Finde das auch sehr schade daß solche elementaren Dinge auf der HP nicht korrigiert werden, wenn sie schon von der interessierten Kundschaft drauf hingewiesen werden.


----------



## Wiepjes (11. September 2012)

log11 schrieb:


> Am genauesten sind vermutlich die Geoangaben wenn Du im Laden mal anrufst und nachmessen läßt. Ich habe z.B. auf der Radon Page bei verschiedenen Rädern Fehler in den Geodaten feststellen müssen. So ist z.Bsp. Beim Skeen das Oberrohr gleich hoch, egal ob 16,18,20 oder 22 Zoll. Das kann ja so nicht richtig sein.
> Erschwert die Bikeauswahl natürlich unnötig.



Meinst du das Sattelrohr? Da sind doch die Angaben explizit aufgeführt:
16, 18, 20, 22". multiplizieren mit 2.54 dann hast du die cm Grösse
http://www.hoefert.de/zollrechner.html


----------



## log11 (11. September 2012)

@Wiepjes, nein NICHT das Sattelrohr sondern das Maß "Länge des Oberrohrs zum Tretlager am Sattelrohr".
Genau das ist interessant wenn man ne ungefähre Angabe zur Überstandshöhe haben möchte. 
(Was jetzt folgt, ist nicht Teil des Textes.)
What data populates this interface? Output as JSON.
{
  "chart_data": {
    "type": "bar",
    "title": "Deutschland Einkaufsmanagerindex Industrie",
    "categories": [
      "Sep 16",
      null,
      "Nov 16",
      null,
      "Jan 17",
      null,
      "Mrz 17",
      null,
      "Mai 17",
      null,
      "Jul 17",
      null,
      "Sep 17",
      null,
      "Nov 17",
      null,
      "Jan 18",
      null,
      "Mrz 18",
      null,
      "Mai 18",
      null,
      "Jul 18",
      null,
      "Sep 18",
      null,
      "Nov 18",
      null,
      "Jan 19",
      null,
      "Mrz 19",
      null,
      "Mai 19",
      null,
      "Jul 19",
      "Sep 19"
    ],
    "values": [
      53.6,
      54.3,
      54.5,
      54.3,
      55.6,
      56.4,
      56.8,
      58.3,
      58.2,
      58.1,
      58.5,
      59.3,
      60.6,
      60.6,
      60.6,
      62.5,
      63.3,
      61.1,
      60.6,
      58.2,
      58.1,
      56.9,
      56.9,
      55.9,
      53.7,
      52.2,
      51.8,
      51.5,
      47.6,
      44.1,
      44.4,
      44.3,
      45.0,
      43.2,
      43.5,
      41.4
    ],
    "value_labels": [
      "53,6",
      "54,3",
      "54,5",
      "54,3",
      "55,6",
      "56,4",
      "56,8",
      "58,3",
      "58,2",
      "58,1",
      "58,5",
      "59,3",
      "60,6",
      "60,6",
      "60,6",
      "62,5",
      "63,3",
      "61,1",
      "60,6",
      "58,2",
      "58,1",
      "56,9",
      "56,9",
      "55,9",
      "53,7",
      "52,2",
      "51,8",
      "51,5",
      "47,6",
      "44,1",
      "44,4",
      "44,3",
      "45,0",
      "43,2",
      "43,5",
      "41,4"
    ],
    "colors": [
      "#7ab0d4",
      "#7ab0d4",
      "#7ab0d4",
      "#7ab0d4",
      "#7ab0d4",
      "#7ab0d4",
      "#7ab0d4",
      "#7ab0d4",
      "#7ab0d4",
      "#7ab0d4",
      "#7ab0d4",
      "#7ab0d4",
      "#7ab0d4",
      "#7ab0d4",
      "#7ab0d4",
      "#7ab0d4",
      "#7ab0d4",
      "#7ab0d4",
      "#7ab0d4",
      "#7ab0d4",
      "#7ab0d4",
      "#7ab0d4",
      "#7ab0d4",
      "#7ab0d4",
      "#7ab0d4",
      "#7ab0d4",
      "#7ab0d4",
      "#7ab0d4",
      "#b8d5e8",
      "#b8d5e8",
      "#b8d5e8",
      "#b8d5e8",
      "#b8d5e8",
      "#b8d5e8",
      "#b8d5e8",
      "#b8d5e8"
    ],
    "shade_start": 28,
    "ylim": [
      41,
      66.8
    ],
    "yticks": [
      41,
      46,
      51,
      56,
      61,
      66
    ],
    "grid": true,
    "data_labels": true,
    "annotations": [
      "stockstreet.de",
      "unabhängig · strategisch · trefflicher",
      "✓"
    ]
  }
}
http://www.radon-bikes.de/xist4c/web/Skeen-7-0_id_18418_.htm#geometrie

Hier mit dem Maß 381 bei ALLEN Rahmengrößen gekennzeichnet.


----------



## MTB-News.de




----------



## Wiepjes (11. September 2012)

log11 schrieb:


> @Wiepjes, nein NICHT das Sattelrohr sondern das Maß "Länge des Oberrohrs zum Tretlager am Sattelrohr".
> Genau das ist interessant wenn man ne ungefähre Angabe zur Überstandshöhe haben möchte.
> 
> http://www.radon-bikes.de/xist4c/web/Skeen-7-0_id_18418_.htm#geometrie
> ...



Vielleicht so:
16"=381
381/16*18=428
381/16*20=476
Wäre eigentlich logisch


----------



## log11 (11. September 2012)

Nun hatte ich endlich mal nen auskunftsfreudigen Radon MA an der Strippe. Er hat extra in ner anderen Abteilung angerufen um sich das mit der Geo von den Skeen Rahmen bestätigen zu lassen.
Bei allen Rahmengrößen ist das Rahmendreieck annähernd gleich groß. Sprich daß Maß Oberrohr zum Tretlager beträgt tatsächlich 381mm bei allen Größen. Nur die paar mm mehr beim Steuerrohr lassen das Oberrohr minimal höher werden von 18->20".
Das ist doch mal ne Aussage.


----------



## Silver_Surfer1 (16. November 2012)

So, der Ordnung halber...hab ein 20" gekauft, passt 1a. 
Versand war auch alles 1a...Lieferzeit Top.


----------



## tillibebek (17. November 2012)

Radon-Bikes schrieb:


> Hi Surfer,
> unser Verkauf empfiehlt dir bei deiner Schrittlänge schon ein 20". Aber das ist auch immer eine Geschmacksfrage.
> Viele Grüße,
> Radon Team




Würde ich definitiv zustimmen.  Aber probiere es mal aus.


----------



## oliverb. (18. November 2012)

Also ich fahre bei dem team mit 89er Schrittlänge einen 20er Rahmen. Komme damit gut zurecht. Das 22er war mir "irgendwie zu lang" beim Probefahren.


----------